春の訪れとともに帝国全土に戦の風が吹き始めた。

 発端は帝国南部のルアベーズ伯爵領だった。この地は先年の霜害で大打撃をこうむっており、深刻な飢餓状態に見舞われていた。
 この地を治めるルアベーズ伯爵は、領地を代官に任せきりにし、本人はヴィスタネージュで遊び暮らす典型的な放蕩貴族であった。そして領地の惨状を知らぬ彼は、代官の忠告も聞かず例年以上の酷税を課すことを決めてしまった。

『今年は盛大なパーティーをいくつも開かなくてはならん。前年のような税収では困るぞ』

 代官をはるばる帝都まで呼び出し叱りつけた伯爵の言葉は、程なく領民たちの知るところとなった。

『生まれてこの方、領地に足を運んだことすらないボンボンが何を行ってやがる!』
『貴族様のパーティーのために俺たちは死ねっていうのか!?』
『冬を越せずに死んでいった子供たちが浮かばれねえ!』

 声高に叫ぶ彼らは武器を取り、領主に抵抗する道を選んだ。

 そしてこれが皮切りとなった。同じような境遇に見舞われていた各地の農民が次々と立ち上がったのである。ルアベーズ蜂起からひと月経たぬうちに、全土13箇所で農民の反乱が発生した。

 これに便乗したのが、旧クロイス派貴族たちだ。
 彼らにしてみれば、新体制は不安定なほど都合が良い。政府から追及されていた不正蓄財の証拠隠滅も兼ねて、多額の軍資金が武装農民たちに流れていった。

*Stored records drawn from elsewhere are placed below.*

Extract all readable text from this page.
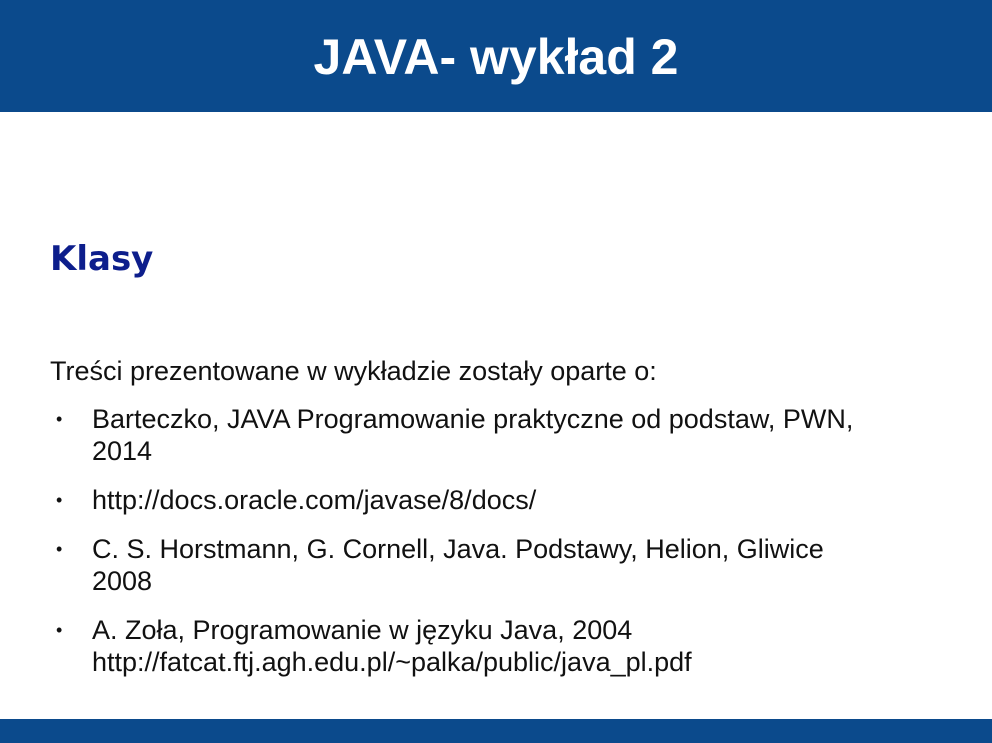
JAVA- wykład 2
Klasy

Treści prezentowane w wykładzie zostały oparte o:

• Barteczko, JAVA Programowanie praktyczne od podstaw, PWN,
2014
• http://docs.oracle.com/javase/8/docs/
• C. S. Horstmann, G. Cornell, Java. Podstawy, Helion, Gliwice
2008
• A. Zoła, Programowanie w języku Java, 2004
http://fatcat.ftj.agh.edu.pl/~palka/public/java_pl.pdf
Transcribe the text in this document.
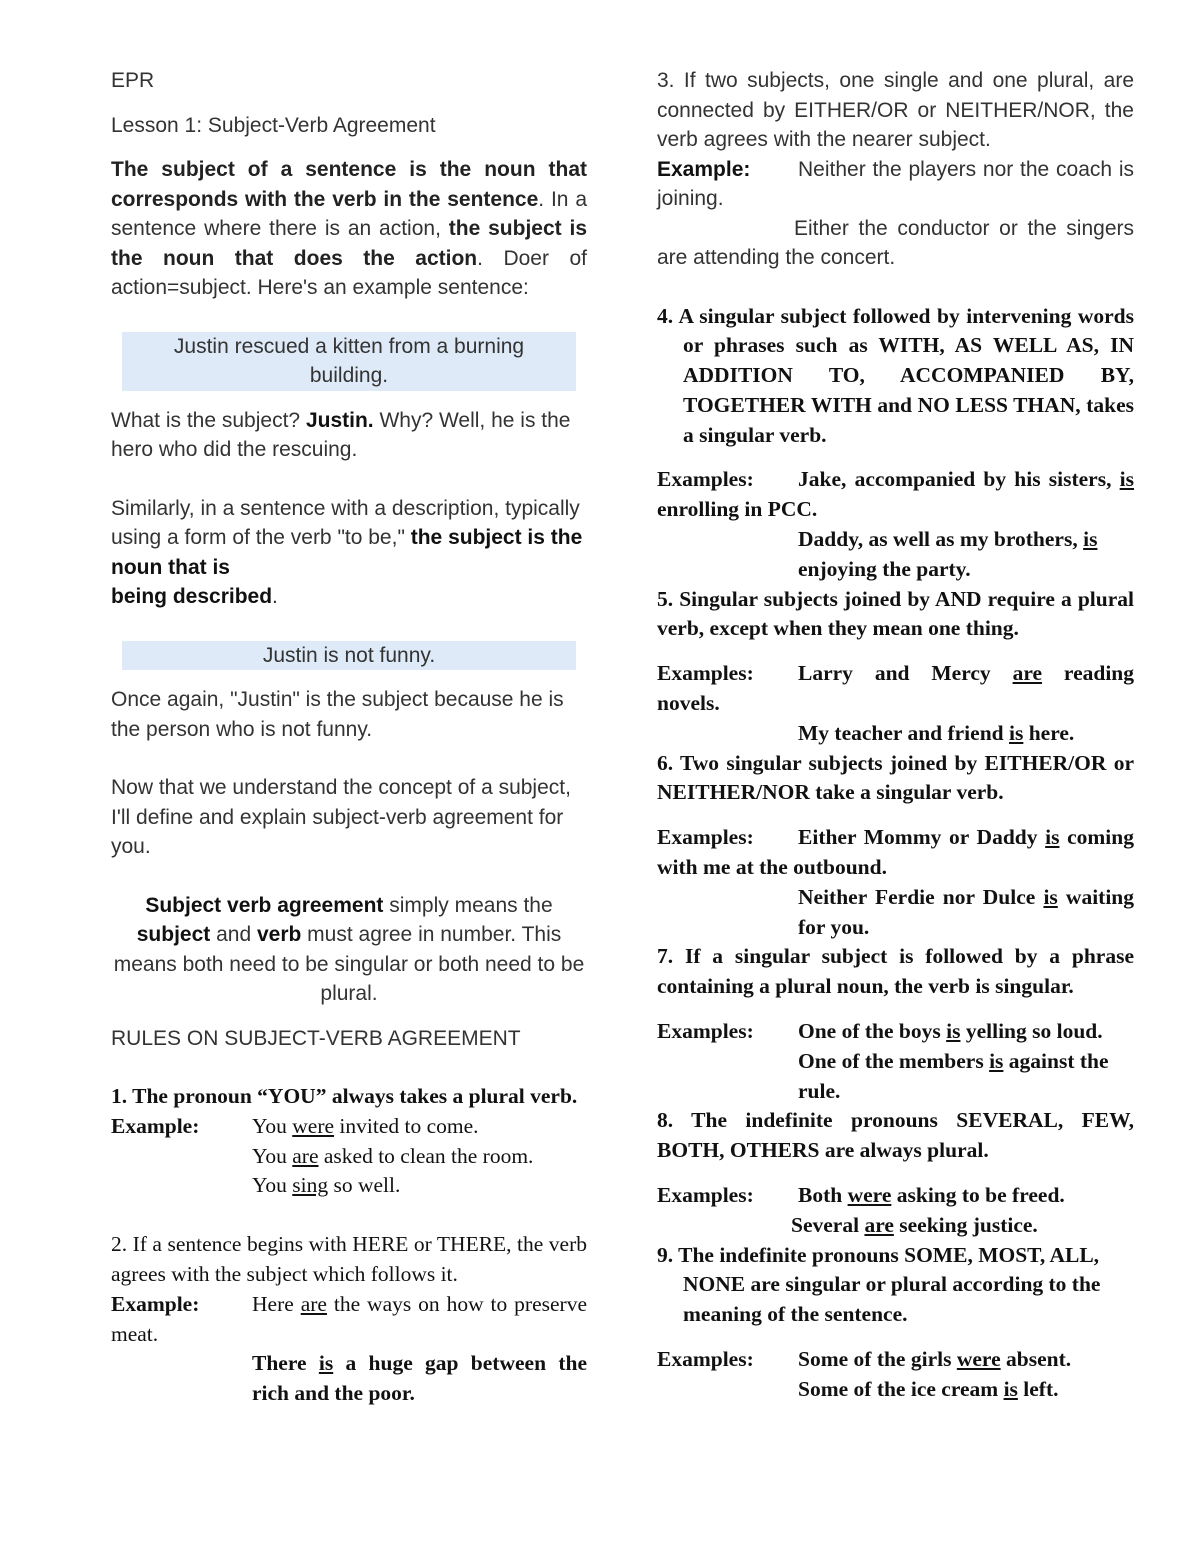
EPR

Lesson 1: Subject-Verb Agreement

The subject of a sentence is the noun that corresponds with the verb in the sentence. In a sentence where there is an action, the subject is the noun that does the action. Doer of action=subject. Here's an example sentence:

Justin rescued a kitten from a burning building.

What is the subject? Justin. Why? Well, he is the hero who did the rescuing.

Similarly, in a sentence with a description, typically using a form of the verb "to be," the subject is the noun that is
being described.

Justin is not funny.

Once again, "Justin" is the subject because he is the person who is not funny.

Now that we understand the concept of a subject, I'll define and explain subject-verb agreement for you.

Subject verb agreement simply means the subject and verb must agree in number. This means both need to be singular or both need to be plural.

RULES ON SUBJECT-VERB AGREEMENT

1. The pronoun “YOU” always takes a plural verb.

Example:	You were invited to come.

You are asked to clean the room.

You sing so well.

2. If a sentence begins with HERE or THERE, the verb agrees with the subject which follows it.

Example: Here are the ways on how to preserve meat.

There is a huge gap between the rich and the poor.

3. If two subjects, one single and one plural, are connected by EITHER/OR or NEITHER/NOR, the verb agrees with the nearer subject.

Example: Neither the players nor the coach is joining.

Either the conductor or the singers are attending the concert.

4. A singular subject followed by intervening words or phrases such as WITH, AS WELL AS, IN ADDITION TO, ACCOMPANIED BY, TOGETHER WITH and NO LESS THAN, takes a singular verb.

Examples: Jake, accompanied by his sisters, is enrolling in PCC.

Daddy, as well as my brothers, is enjoying the party.

5. Singular subjects joined by AND require a plural verb, except when they mean one thing.

Examples: Larry and Mercy are reading novels.

My teacher and friend is here.

6. Two singular subjects joined by EITHER/OR or NEITHER/NOR take a singular verb.

Examples: Either Mommy or Daddy is coming with me at the outbound.

Neither Ferdie nor Dulce is waiting for you.

7. If a singular subject is followed by a phrase containing a plural noun, the verb is singular.

Examples:	One of the boys is yelling so loud.

One of the members is against the rule.

8. The indefinite pronouns SEVERAL, FEW, BOTH, OTHERS are always plural.

Examples:	Both were asking to be freed.

Several are seeking justice.

9. The indefinite pronouns SOME, MOST, ALL, NONE are singular or plural according to the meaning of the sentence.

Examples:	Some of the girls were absent.

Some of the ice cream is left.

 大貴族の中には、新政権の直接的な打倒を目指し、挙兵するものまで現れた。クロイス事変直前に、顧問アンナによって解任された元財務大臣ベリフ伯爵がその代表例である。
 こうして、本来ならば敵同士となってもおかしくない、農民反乱とクロイス系大貴族の、奇妙な共犯関係が築き上げられたのである。

 顧問アンナも皇弟リアンも、決してこの状況を望んでいたわけではない。だが情勢は、すべて彼女たちの予測通りに進んでいた。